Samobieżna armatohaubica Eva w nowej odsłonie

155 mm armatohaubica samobiezna na podwoziu samochodu ciezarowego Eva 8×8 w polozeniu bojowym. Kabina nosnika jest opancerzona. Po lewej stronie lufy widoczny jest blok optoelektroniczny Safran CM3 MR do prowadzenia ognia na wprost, po prawej antena stacji radiolokacyjnej do pomiaru prwdkosci poczatkowej pocisku.
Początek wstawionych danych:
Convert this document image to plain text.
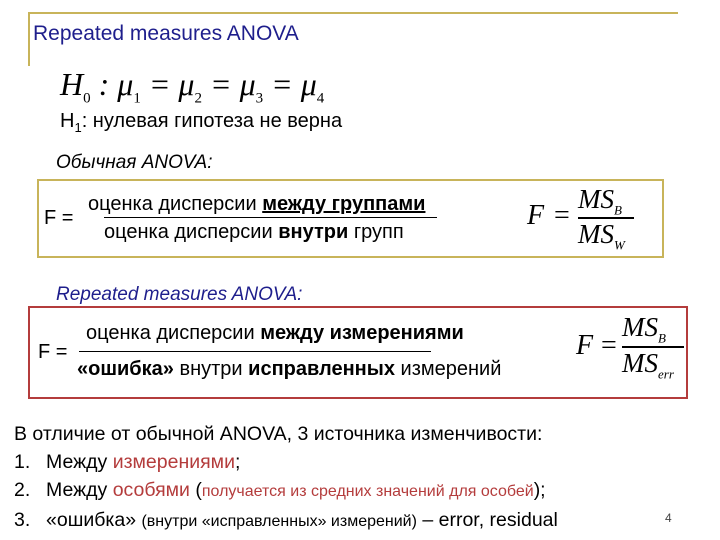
Repeated measures ANOVA
$H_0$ : $\mu_1 = \mu_2 = \mu_3 = \mu_4$
$H_1$: нулевая гипотеза не верна
Обычная ANOVA:
F =
оценка дисперсии между группами
оценка дисперсии внутри групп
F =
$MS_B$
$MS_W$
Repeated measures ANOVA:
F =
оценка дисперсии между измерениями
«ошибка» внутри исправленных измерений
F =
$MS_B$
$MS_{err}$
В отличие от обычной ANOVA, 3 источника изменчивости:
1. Между измерениями;
2. Между особями (получается из средних значений для особей);
3. «ошибка» (внутри «исправленных» измерений) – error, residual	4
155 mm armatohaubica samobiezna na podwoziu samochodu ciezarowego Eva 8×8 w polozeniu bojowym. Kabina nosnika jest opancerzona. Po lewej stronie lufy widoczny jest blok optoelektroniczny Safran CM3 MR do prowadzenia ognia na wprost, po prawej antena stacji radiolokacyjnej do pomiaru prwdkosci poczatkowej pocisku.

Najmłodszym dzieckiem słowackiej spółki Konštrukta-Defence a.s. z Dubnicy nad Váhom, należącej do grupy przemysłowej DMD Group, jest nowy 155 mm samobieżny system artyleryjski Eva z lufą o długości 52 kalibrów, wykorzystujący podwozie samochodu ciężarowego wysokiej ładowności i mobilności.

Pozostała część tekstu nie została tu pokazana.